If neither of the above mentioned options or keywords is used, WEASEL will eventually consume all physically available cores and memory.

Note

If WEASEL is submitted to a queuing system such as Slurm, then resources are retrieved from the queuing system. Currently, WEASEL supports all queuing systems supported by Open MPI, that includes Slurm, PBS/Torque, GridEngine and several more.

Hyper-threading

In general WEASEL and some of the programs it uses, most notably ORCA and XTB, do support hyper-threading. Though, from our experience hyper-threading introduces a significant performance penalty, therefore, it is disabled by default. WEASEL will also utter a warning if it detects usage of hyper-threading. Nevertheless, hyper-threading can be turned on using following keyword in your settings file:

[HARDWARE]
# Use 'False' to turn it off.
Use_Hyperthreading = True

The RSH command

For the parallelization to work the RSH_COMMAND option—the command by which WEASEL invokes itself on slave nodes—has to be set in the settings files:

[SOFTWARE]
# Set rsh command for parallel Weasel runs on clusters
RSH_COMMAND=ssh -x
# Set rsh connection timeout for parallel Weasel runs on clusters (unit: seconds) [default: 15]
RSH_TIMEOUT=15

By default WEASEL uses SSH to connect to remote machines. Depending on the underlying hardware setup this options has to be adjusted accordingly.

Note

Note, the RSH_COMMAND can also be set via an environmental variable with the same name and it has a higher precedence than the respective option in the settings files (shown above).

Note

The RSH_TIMEOUT options determines how long WEASEL waits for a response from a remote process. Depending on the workflow and the type of calculation WEASEL will retry or abort the current step. Note, the timeout only has influence on the data exchange between the remote process and the main process and not on the duration of the calculation.

Multiple nodes

For running calculations on more than one machine (e.g. on a HPC cluster), WEASEL provides a simple interface via hostfiles or - if installed - via a queueing system.

Note

WEASEL does not support calculations on a shared filesystem.

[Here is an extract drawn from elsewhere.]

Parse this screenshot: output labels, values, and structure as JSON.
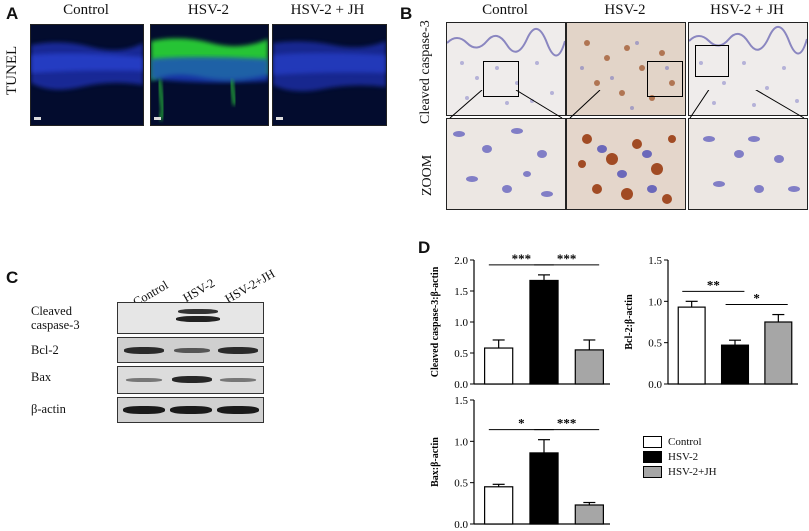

Hence, the user has to start the calculation on the headnode's local filesystem and ensure that the very same absolute path does not clash on any other participating nodes. However, WEASEL will try to take care of creating and cleaning up this directory on the other nodes.

Hostfile

The number of cores for multiple nodes can be supplied via command line argument -hostfile:

weasel structure.mol2 -hostfile <HOSTFILE>

The format of this file follows simple version the syntax used by Open MPI. Each line consists of exactly one hostname. The number of lines of with the same hostname corresponds to the number of CPU cores used on that hosts. The order of the hostnames does not matter. Comments or blank lines are not allowed. For a setup with 3 cores on node1 and 2 cores on node2 a hostfile would look as follows:

1node1
2node1
3node1
4node2
5node2

Note

The command line option -cores overwrites the total number of cores obtained from the hostfile but it may not exceed it.

Queuing Systems: Submission script for Slurm

For convenience and as an example, the WEASEL package contains a minimal submission script for Slurm: subweasel. It accomplishes most of the tasks required for running a WEASEL job in a Slurm cluster:

  • Supplying a suitable job script for the job allocation.

  • Creating a scratch directory on a local filesystem.

  • Copying the results back to the base directory of the working dir.

Additional arguments to the sbatch call can be supplied via -s. For example, allocating 16 cores and running WEASEL with 128MB per core:

subweasel -s "--mem-per-cpu=128 -n 16" -- structure.mol2

See subweasel -h for a complete list of options, as well as sbatch -h.

Note

subweasel expects all input files (e.g. structure.mol2) to be on a shared filesystem.